Don’t get me wrong; this is a better game than the 2014 vintage, and is unquestionably the best that the series has been in quite a few years, but for those waiting for the first genuinely ‘next-gen’ two wheel racer, I’m sad to say that the wait goes on. Of course, that might have something to do with the developers’ insistence on continuing to straddle generations, but honestly, with games such as Forza Horizon 2 and Need For Speed Rivals delivering stunning visuals for cross-generational titles, that argument does really hold water. The fact is, despite some improvements to the lighting, this still looks like a game developed primarily for last-gen hardware.
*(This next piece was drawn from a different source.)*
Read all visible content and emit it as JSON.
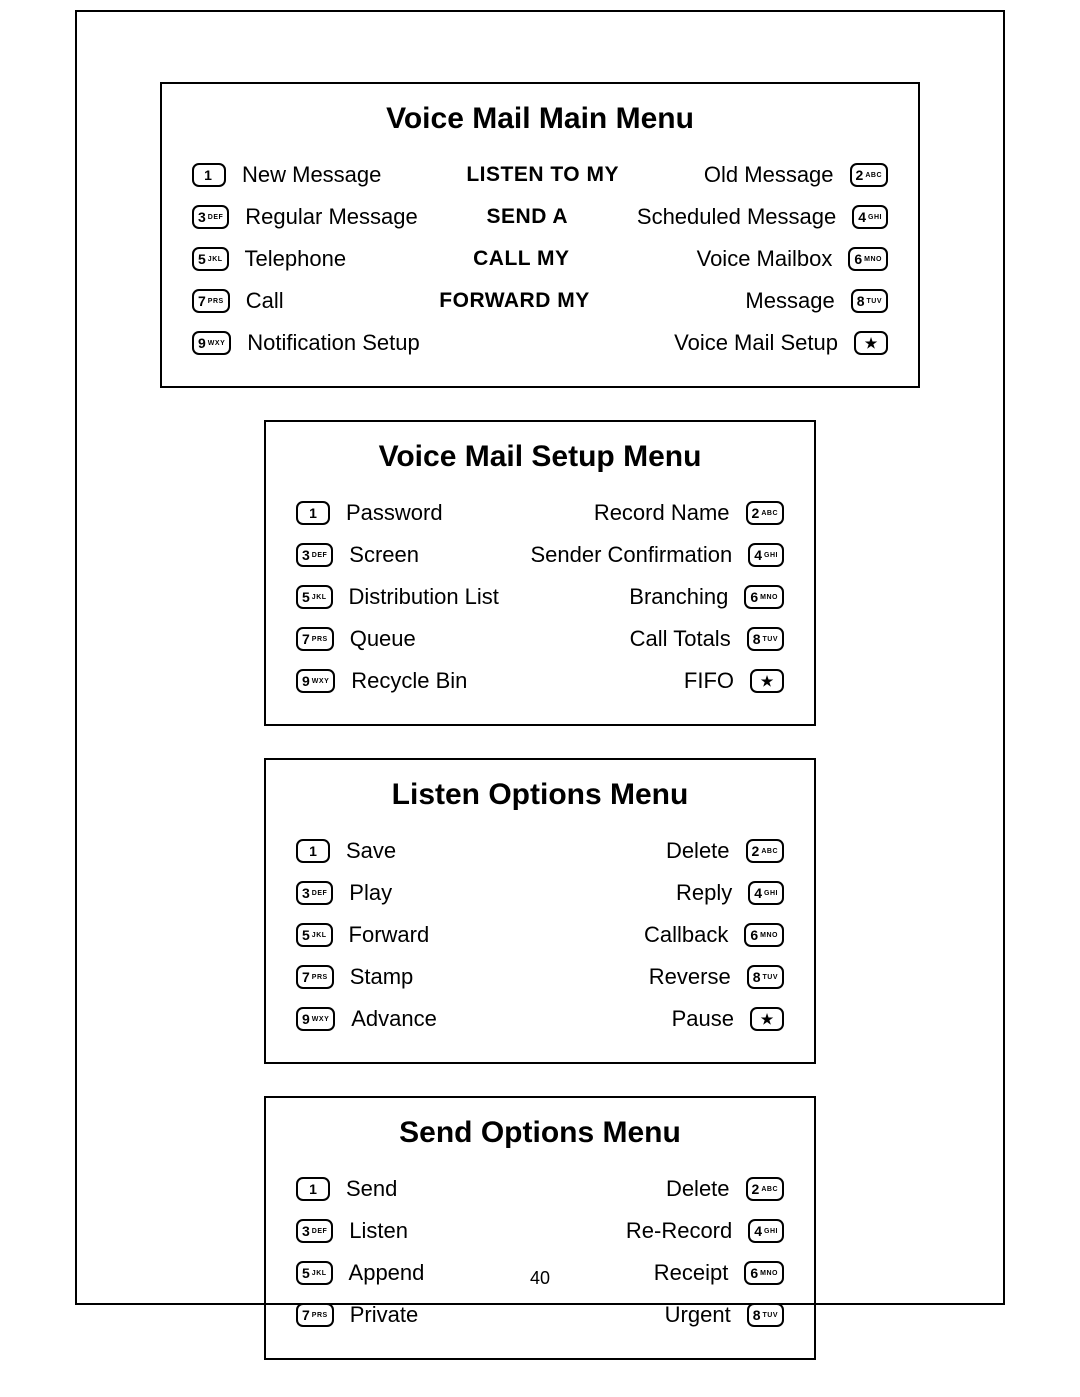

That’s not to say the game is ugly mind – the bikes themselves are actually something of a sight to behold with each vehicle across Moto3, Moto2 and MotoGP created with a startling level of detail and accuracy. The problem lies with the tracks; while each track certainly represents an accurate recreation of its real world equivalent, the low rent character models and ropey track details really do take the sheen off an otherwise technically impressive game. The first person pre-race garage section is also kind of cool and certainly increases the level of overall authenticity, but again, by nature, you’re going to compare this with what has come before, and sadly, it just doesn’t look as good as it does in other racers.
Yes, visuals aren’t everything, but in racing games, they’re more important than they tend to be in other genres. Racing games are often used as visual showcases for both new and long standing consoles; be it Forza, Gran Turismo, Driveclub or Project Cars, racers are expected to be visually stunning (at this point, it’s almost a pre-requisite for the genre), and while MotoGP 15 is certainly no ugly duckling, as an overall package, it’s still a long way behind the big boys of the genre. It also doesn’t help that the game runs at 30fps, something that, while unlikely to be noticed by the majority, is yet another technical benchmark that the game has failed to meet.
As for the gameplay itself, this (as always), is where the game fares best. Whether you want to go for the full simulation, complete with separate front and rear break controls and manual leaning mechanics or the more beginner friendly standard mode complete with assists and a simplified handling model, MotoGP 15 is rarely anything less than fantastic when in motion. With solid AI to boot, this is the kind of racing experience that provides a solid challenge at just about every level with podium finishes feeling like genuine victories regardless of the level of simulation.
Some will inevitably scoff at the rewind feature, but with crashes and falls both easy to come by and hugely detrimental towards your chances of success, I for one found them a welcome addition. The sense of speed (despite the capped 30fps) is fantastic, but as is so often the case, it’s when you find yourself on the limit of your vehicles’ grip as you come out of a particularly precarious corner that the game really shines. With the back wheel wobble providing a perfect visual indicator, MotoGP 15 delivers both visual and physical feedback as you feather the accelerator coming out of the bend. It’s at these moments that MotoGP 15 overcomes its minor technical gripes to deliver a genuinely exciting racer, providing a sense of danger and immediacy that four wheel racers struggle to match.
With an improved career mode that incorporates Moto3, Moto2 and MotoGP, the ability to create your own team and an upgraded token system used to improve your vehicles, the career mode here is certainly better than ever. Add to that the opportunity to relive the greatest moments of the 2014 season via the Events Mode and MotoGP 15, despite being a little too similar to its immediate predecessor, is certainly a better game and a better overall package than last year’s release.
It’s hardly essential for those who forked out last year, but judged on its own merits, MotoGP 15 is a highly enjoyable, highly technical racer that is only let down by its limited ambition and slightly ho-hum visuals. The moment to moment racing is consistently fantastic, but as an overall experience, the MotoGP series still has plenty of room for improvement.